Le FBI a révélé cette semaine une cyber-attaque d’envergure et en même temps assez peu raffinée contre une grande banque américaine, Capital One. Lors de cette attaque perpétrée en mars dernier et révélée lundi, les données contenues dans un total de 106 millions de demandes de cartes de crédit ont été téléchargées grâce à une faille de configuration dans le firewall d’un serveur sur le cloud. Les données concernent cent millions d’Américains et six millions de Canadiens. En plus des noms, adresses, numéros de téléphone et dates de naissance des demandeurs, le fichier volé contient 140 000 numéros de sécurité sociale, 80 000 numéros de compte bancaire, ainsi que des fiches de crédit et des données transactionnelles.

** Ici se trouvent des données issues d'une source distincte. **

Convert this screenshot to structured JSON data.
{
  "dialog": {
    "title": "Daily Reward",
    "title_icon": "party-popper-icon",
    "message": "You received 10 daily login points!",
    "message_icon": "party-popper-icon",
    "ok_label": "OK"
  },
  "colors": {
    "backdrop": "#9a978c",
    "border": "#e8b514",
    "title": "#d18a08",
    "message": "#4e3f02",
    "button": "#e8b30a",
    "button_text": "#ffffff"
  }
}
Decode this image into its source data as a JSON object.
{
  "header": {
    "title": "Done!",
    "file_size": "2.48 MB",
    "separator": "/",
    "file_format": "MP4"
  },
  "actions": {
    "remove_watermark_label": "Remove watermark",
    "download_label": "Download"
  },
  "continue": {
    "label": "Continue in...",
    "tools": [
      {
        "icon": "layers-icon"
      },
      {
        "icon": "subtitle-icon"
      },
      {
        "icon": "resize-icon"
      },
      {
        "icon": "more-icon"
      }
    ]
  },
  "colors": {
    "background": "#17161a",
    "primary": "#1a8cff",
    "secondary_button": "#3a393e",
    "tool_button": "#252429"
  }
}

Alors que pour le précédent hack d’une taille comparable, celui ayant frappé Equifax en 2017, on ne sait toujours pas qui l’a commis, les enquêteurs ont cette fois pu annoncer avoir déjà arrêté une personne présentée comme son auteur présumé. Il s’agit de Paige A. Thompson, une femme de 33 ans habitant Seattle, mise en examen pour fraude informatique. D’après le FBI, les données volées sont restées en ligne sur Github environ trois mois, sans que l’on sache avec certitude si elles ont été téléchargées ou non. Le FBI veut croire que cela n’a pas été le cas. « Sur la base de notre analyse à ce jour, nous pensons qu’il est improbable que l’information ait été utilisée pour des escroqueries ou disséminée par cet individu », écrit l’agence fédérale.
Cette évaluation repose sur l’analyse du trafic sur Github et les confidences de la hackeuse qui intervenait sur des forums sous le pseudo « erratic ». Elle y aurait évoqué son acte et fait état de son embarras : apparemment, elle se sentait vulnérable et ne savait trop que faire de cet encombrant paquet de données qu’elle décrit à un moment donné comme une « veste d’explosifs » qu’elle aurait enfilé.
L’affaire semble donc, selon ces premières constatations, se terminer plutôt bien pour la banque visée et ses clients, qui sont toutefois enjoints à redoubler de prudence. Il reste néanmoins quelques zones d’ombre. C’est un tiers qui a révélé le pot-aux-roses – « faites-moi savoir si vous voulez de l’aide pour identifier (les coupables) », a-t-il écrit dans un email adressé à la banque –, ce qui suggère que les données ne sont pas passées entièrement inaperçues pendant tout ce temps. Il reste aussi la question de la faille technique. Capital One conservait ce fichier hautement sensible sur un serveur d’Amazon Web Services, mais a précisé que la vulnérabilité était de son fait et concernait sa propre infrastructure, pas celle d’Amazon. Le New York Times a comparé l’erreur commise par la banque à celle consistant à laisser la fenêtre ouverte dans une de ses agences tant, selon les éléments publiés, l’attaque était peu sophistiquée. Capital One, une des premières banques à placer ses données sur le cloud, a indiqué s’attendre à dépenser au moins 100 millions de dollars pour faire face à l’incident, tandis que son assurance contre les pertes informatiques est susceptible de couvrir jusqu’à 400 millions de dollars. Une plainte aspirant au statut de « class action » a été déposée contre elle mardi.
Reste aussi à cerner l’historique et la personnalité de Paige Thompson. La jeune femme a été employée d’Amazon en tant qu’ingénieur systèmes de 2015 à 2016. L’image qui émerge est celle d’une personne s’estimant protégée par l’anonymat apporté par le navigateur Tor et le réseau privé virtuel (VPN) IPredator dont elle se servait, mais qui ne mesurait pas le niveau de discipline requis pour garantir son intraçabilité, tant en matière technique qu’au plan de son comportement en ligne. Un des comptes sur lesquels elle s’exprimait était lié à son identité réelle, offrant aux enquêteurs un fil sur lequel il leur a suffi de tirer pour arriver jusqu’à la pelote.